Here is another Essex DBA army pack: III/25b: Arab Conquest.
The army is evenly split between mounted and infantry: a cavalry core is supported by warband and bows (or psiloi, if that’s the way you roll). The army list I’m most likely to play is: 5x3Cv (gen), 1x2LH, 4x4Wb, 2x3Bw.
I liked my color scheme until it became too montonous. I intended to go primarily with offwhite/tan, grey-blue, and red, and fill the rest in with various browns. But when it came time to paint some shields, I was at a loss. The brighter blue wasn’t too bad, but I think the green was a mistake.
Luckily I don’t have strong feelings about this army. It took a while to get motivation to paint it, and now that it’s done I’m happy that it’s finished and not upset that it’s not what I’d prefer.
I used the same basing technique as on my Early Bedouin army. The metal bases have a layer of spackle with sand dusted on top. Then I paint them with Vallejo Middlestone, followed by Yellow Tan and finally Buff. It’s a bit weird, but it ends up working well especially after I apply the static grass patches in green and yellow. I based the Bw, Ps, and LH elements prior to painting them, but based the Cv and Wb after they were painted. Spraying with varnish keeps the sand in place before painting the bases, which is convenient. However, overall I think the basing on these is a huge pain in the ass. I’m not likely to continue with this technique in cases where I’ll be using grass-like flock over the entire base. I’d prefer to do selected spots of dirt/sand on an otherwise grassy base. It’s a lot less messy and requires less touchup than applying spackle to bases with already-painted figures.
I tried another new technique with these figures, and I’m very happy with the results. The red tunics and head wraps are done with Vallejo Transparent Woodgrain, a dark maroon-red. I applied this in a single coat over the white-primed figure, and it did an excellent job of darkening the shadowed areas while leaving the highlights lighter without any additional inking required. Adding a bit of water to thin it out produced no ill effects. This is truly a transparent (or translucent) paint: adding more layers of paint darkens the color significantly instead of reaching a final tone the color of the pigment.

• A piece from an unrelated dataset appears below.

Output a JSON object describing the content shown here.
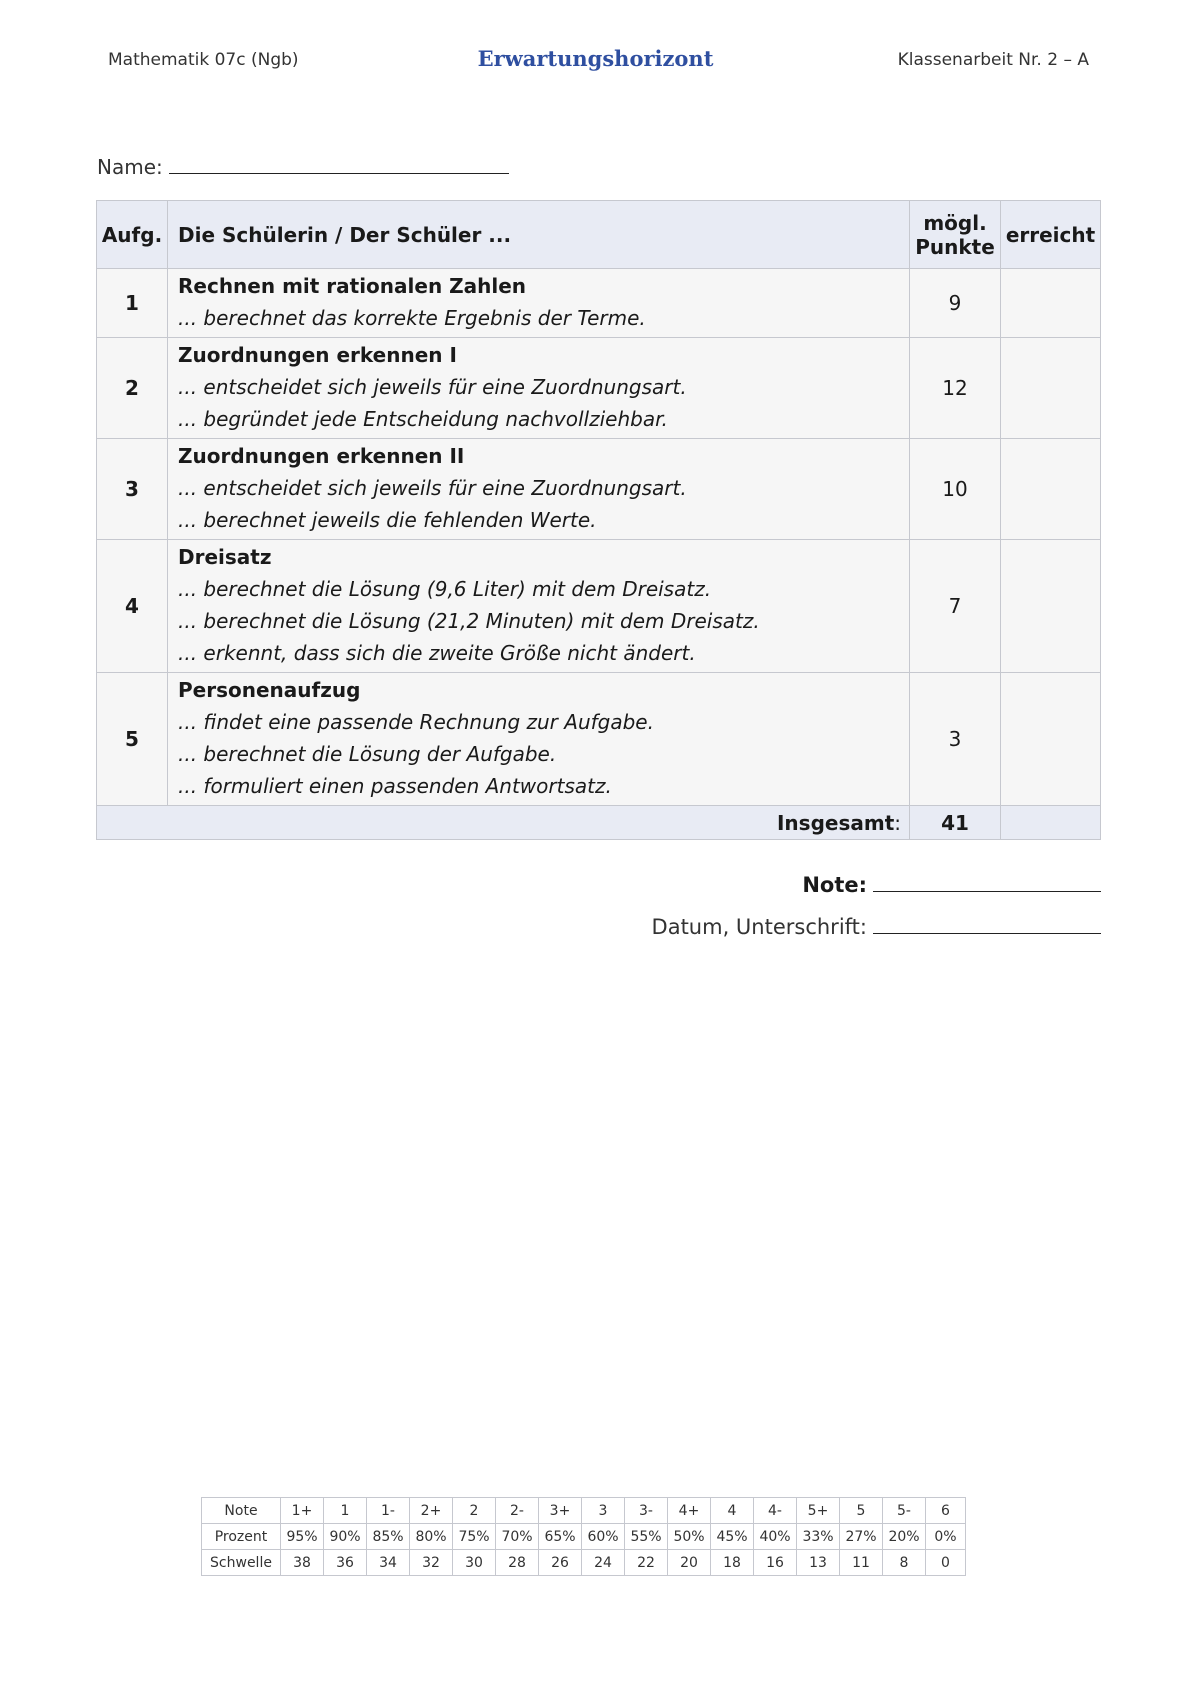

If I were picky, I’d change a few things about this army:
- I think the warbands would be better off using spears rather than swords
- I’d research more appropriate colors
- I’d look into the possibility that my cavalry stands should have mixed figures instead of identical figures on each base
- Overall, the cavalry seem better suited for use in the Crusades period
However, I’m not picky. Lucky me!
I still have an arab tent camp to paint, but otherwise this army is ready to bring to Historicon 2010.